Kentucky Republican Governor-elect Matt Bevin said that after he takes office on December 8, he will remove the county clerks' names from marriage licenses by an executive order to safeguard the religious rights of county clerks who may be opposed to same-sex marriages.
About eight weeks ago, county clerk Kim Davis was jailed for not complying with court orders to issue licenses to gay couples as the papers had her name on them, which appeared to suggest that she approved the unions which were actually against her Christian beliefs.
"One thing I will take care of right away is we will remove the names of the county clerks from the marriage forms," Bevin said at a news conference in Frankfort.
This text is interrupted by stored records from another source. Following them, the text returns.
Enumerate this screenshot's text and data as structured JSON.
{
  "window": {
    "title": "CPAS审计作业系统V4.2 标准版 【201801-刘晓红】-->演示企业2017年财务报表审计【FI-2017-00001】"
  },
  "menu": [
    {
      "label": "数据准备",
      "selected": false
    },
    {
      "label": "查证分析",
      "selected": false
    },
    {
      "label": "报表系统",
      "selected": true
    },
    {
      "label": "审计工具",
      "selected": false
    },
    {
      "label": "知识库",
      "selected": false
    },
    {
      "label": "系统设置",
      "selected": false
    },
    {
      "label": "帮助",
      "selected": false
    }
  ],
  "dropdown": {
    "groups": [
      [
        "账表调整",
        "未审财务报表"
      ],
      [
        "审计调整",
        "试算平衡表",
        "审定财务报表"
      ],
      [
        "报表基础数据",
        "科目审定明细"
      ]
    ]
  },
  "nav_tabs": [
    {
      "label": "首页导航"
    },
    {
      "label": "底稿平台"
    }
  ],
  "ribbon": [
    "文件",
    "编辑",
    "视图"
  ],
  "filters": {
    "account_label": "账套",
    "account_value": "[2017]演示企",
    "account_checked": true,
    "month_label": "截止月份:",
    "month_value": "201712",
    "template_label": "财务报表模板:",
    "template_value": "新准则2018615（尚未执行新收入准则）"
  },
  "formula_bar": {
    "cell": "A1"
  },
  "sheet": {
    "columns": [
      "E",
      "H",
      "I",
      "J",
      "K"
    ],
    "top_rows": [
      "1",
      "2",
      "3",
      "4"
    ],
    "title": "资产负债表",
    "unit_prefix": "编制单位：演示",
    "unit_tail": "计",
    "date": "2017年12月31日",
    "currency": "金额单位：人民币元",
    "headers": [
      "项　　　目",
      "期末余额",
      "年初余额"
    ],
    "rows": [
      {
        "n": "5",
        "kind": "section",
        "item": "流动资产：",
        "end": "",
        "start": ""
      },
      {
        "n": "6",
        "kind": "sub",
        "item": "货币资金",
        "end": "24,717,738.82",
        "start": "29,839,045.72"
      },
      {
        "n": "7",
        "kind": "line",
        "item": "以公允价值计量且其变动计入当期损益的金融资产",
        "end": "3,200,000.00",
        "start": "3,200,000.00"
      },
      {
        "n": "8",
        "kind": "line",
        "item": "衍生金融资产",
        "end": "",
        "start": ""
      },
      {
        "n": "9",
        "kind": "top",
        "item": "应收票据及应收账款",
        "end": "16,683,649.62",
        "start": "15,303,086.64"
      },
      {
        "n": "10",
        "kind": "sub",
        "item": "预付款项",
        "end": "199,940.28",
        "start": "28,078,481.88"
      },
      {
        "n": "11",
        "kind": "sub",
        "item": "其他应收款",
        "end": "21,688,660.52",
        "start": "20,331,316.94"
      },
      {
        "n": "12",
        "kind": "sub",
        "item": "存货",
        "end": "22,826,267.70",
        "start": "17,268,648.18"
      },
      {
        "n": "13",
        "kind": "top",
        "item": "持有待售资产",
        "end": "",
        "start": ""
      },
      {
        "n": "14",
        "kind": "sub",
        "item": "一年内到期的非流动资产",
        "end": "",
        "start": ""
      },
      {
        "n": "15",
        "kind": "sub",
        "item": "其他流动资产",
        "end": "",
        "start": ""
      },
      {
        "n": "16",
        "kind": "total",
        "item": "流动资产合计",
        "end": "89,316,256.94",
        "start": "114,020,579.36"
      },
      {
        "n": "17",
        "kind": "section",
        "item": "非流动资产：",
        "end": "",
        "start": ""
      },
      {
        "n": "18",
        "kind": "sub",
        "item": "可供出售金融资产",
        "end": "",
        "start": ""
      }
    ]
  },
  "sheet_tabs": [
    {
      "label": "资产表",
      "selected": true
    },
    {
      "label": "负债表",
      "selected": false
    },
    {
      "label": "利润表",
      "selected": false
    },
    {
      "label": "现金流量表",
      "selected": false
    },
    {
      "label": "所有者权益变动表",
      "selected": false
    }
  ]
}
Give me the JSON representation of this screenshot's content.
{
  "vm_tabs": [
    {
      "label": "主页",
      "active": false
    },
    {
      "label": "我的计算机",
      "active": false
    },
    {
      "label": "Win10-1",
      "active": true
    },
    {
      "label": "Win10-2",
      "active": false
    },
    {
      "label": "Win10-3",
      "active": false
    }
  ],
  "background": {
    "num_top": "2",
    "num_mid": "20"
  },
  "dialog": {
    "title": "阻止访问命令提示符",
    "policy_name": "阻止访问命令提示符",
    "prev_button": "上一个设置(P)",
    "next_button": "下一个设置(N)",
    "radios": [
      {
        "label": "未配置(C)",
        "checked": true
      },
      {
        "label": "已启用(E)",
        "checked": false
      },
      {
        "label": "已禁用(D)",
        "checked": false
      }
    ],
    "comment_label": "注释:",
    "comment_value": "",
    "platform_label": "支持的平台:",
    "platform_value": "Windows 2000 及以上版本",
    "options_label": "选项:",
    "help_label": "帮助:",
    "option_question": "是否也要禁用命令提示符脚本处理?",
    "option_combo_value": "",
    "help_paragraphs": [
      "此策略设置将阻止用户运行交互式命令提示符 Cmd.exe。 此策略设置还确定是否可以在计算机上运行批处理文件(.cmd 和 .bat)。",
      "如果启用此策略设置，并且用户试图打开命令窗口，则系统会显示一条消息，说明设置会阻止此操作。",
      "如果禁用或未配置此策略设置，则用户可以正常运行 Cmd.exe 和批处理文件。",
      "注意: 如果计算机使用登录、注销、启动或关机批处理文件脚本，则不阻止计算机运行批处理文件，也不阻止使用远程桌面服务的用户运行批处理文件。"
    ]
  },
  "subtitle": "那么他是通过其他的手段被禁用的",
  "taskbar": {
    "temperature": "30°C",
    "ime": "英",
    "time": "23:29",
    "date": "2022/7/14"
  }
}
The outgoing governor, Steven L. Beshear (Democrat), had said that action from Legislature was need to alter the form, and that it was out of the powers of governor to enforce that single-handedly. He did not call a special legislative session to change the marriage licensing form, according to USA Today.
However, Bevin said: "The idea that cannot be done is baloney.. We've already changed those forms three times, for crying out loud. ... I do intend to make that change. We will take the names off of those forms. We will do that by executive order. We will do it right out of the gate."
He announced at the conference that the new changes will permit marriage licenses to be filed with a clerk just as other legal documents pertaining to deeds or mortgages, where government is the one who issues them, not the clerk.
Bevin has also argued that ideally a marriage license ought to be downloaded at will and then submitted to the government, and need not be a contract that government grants.
Rowan county clerk Davis became a national figure of opposition to granting of marriage licenses to same-sex couples, bearing clerks' name. She remained strong in her defiance to the orders of courts asking her to "do her job" and issue licenses. Her resistance caused a federal court to hold her in contempt of the court, which consequently led her to be jailed for five days in September. Her office continued to issue licenses through her deputy clerks.
Several other clerks, including from states of Alabama and Arkansas resisted issuing licenses to same-sex couples.
In Oregon, a county circuit judge Vance Day refused to perform same-sex marriages. He ceased presiding over all marriages and referred couples to other county judges. His spokesman, Patrick Korten said Day did not perform the marriages because of his "deeply held religious beliefs.. [and that he had] a right to those beliefs under the United States Constitution." Oregon Government Ethics Commission and Commission on Judicial Fitness and Disability were reported to have conducted separate investigations on the judge following his decision.
In North Carolina, a law came into effect two months ago to allow magistrates to refrain from performing marriages if they chose to, following which over 30 magistrates refused to preside over same-sex unions, the Associated Press reported.